Ozon inicia seu filme com uma missa. O sermão é sobre o questionamento de um fariseu sobre o acolhimento de Jesus a Madalena. A sabedoria deixada no sermão é sobre o julgamento para além das aparências. E acredito que é aí que reside a resposta para o final em aberto deixado pelo diretor. Valérie e a investigadora são incapazes de enxergar além de uma ex-prostituta e um ex-presidiário. Ambas as personagens representam o fariseu e a sociedade de uma maneira geral. Michelle e Vincent são um duplo – uma dinâmica que tenho notado se repetir no cinema – duas figuras com passados estigmatizantes. Uma mãe que perde a filha e um filho que perde a mãe. Por fim, temos Lucas, que, ainda que seja uma testemunha-chave do dia da morte de sua mãe, escolhe não denunciar o novo amigo. Acredito que o menino exerça o papel de Jesus dentro da parábola e, do ponto de vista social, represente a mudança da sociedade através das novas gerações – a segunda chance também.

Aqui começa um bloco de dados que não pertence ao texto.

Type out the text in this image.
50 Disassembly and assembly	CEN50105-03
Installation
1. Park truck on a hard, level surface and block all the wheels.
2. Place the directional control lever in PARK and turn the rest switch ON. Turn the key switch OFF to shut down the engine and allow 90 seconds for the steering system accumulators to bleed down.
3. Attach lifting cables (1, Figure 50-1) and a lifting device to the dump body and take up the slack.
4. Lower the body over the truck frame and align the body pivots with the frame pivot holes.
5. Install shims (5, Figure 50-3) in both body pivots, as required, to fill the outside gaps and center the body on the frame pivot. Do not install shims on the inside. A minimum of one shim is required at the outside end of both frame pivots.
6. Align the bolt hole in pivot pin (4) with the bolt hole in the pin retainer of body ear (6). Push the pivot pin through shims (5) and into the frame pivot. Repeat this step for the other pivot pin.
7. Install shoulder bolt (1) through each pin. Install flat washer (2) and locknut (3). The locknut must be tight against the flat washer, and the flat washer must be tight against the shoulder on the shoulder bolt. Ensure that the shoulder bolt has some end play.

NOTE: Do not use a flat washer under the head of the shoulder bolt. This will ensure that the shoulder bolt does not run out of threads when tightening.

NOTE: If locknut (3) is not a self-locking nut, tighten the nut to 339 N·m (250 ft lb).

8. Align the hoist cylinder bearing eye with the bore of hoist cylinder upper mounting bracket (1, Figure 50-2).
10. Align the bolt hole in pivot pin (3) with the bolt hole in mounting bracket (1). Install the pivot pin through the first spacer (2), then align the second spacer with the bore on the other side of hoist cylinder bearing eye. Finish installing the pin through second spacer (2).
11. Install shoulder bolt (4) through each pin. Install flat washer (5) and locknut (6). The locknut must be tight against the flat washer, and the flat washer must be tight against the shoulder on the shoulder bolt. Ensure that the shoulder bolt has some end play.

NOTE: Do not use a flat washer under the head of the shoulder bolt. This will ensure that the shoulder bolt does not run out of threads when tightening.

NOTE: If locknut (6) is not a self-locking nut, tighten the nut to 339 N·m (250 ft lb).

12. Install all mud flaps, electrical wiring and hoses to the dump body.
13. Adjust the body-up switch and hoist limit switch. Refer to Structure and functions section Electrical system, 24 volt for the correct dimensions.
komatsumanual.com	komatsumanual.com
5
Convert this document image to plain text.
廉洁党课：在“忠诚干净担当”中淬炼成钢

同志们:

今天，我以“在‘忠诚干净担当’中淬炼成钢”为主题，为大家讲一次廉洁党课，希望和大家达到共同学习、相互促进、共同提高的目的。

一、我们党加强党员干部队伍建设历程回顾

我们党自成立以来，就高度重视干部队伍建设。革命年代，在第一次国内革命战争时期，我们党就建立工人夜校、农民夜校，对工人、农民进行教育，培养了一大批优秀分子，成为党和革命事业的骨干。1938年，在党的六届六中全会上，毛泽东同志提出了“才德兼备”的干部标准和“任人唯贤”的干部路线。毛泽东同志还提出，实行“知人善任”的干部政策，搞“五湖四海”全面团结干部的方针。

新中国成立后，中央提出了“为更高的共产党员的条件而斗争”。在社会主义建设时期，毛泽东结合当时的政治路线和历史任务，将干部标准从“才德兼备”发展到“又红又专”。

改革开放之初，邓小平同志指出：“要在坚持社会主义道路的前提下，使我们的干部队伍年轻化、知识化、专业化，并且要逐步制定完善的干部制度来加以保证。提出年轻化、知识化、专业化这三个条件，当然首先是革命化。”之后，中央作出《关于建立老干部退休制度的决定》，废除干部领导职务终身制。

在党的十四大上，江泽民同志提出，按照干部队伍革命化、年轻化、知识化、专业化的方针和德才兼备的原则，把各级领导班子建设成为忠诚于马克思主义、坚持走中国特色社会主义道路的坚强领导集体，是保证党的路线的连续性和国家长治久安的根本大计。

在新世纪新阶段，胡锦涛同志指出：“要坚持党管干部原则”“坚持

Dito isso, não acredito que o diretor escolha o cinismo ou a cumplicidade de uma criança em manter um cenário que o favoreça, ainda que a morte da própria mãe tenha sido o preço a se pagar. Acho que o diretor deixa aqui sua cartilha sobre recomeços, não julgamentos e o direito a uma segunda chance. E, se o retorno do fantasma de Valérie no clímax sugere algo, talvez seja o fechamento de um ciclo de aceitação e perdão. Um aceno final antes que o passado se dissipe, assim como o cheiro dos pães franceses que pareciam tão apetitosos na mesa, mas que por vezes roubaram nossa atenção do filme. Afinal, quem nunca se perdeu no conforto de uma casa de vó?

Quando Chega o Outono estréia nos cinemas no dia 27 de março de 2025.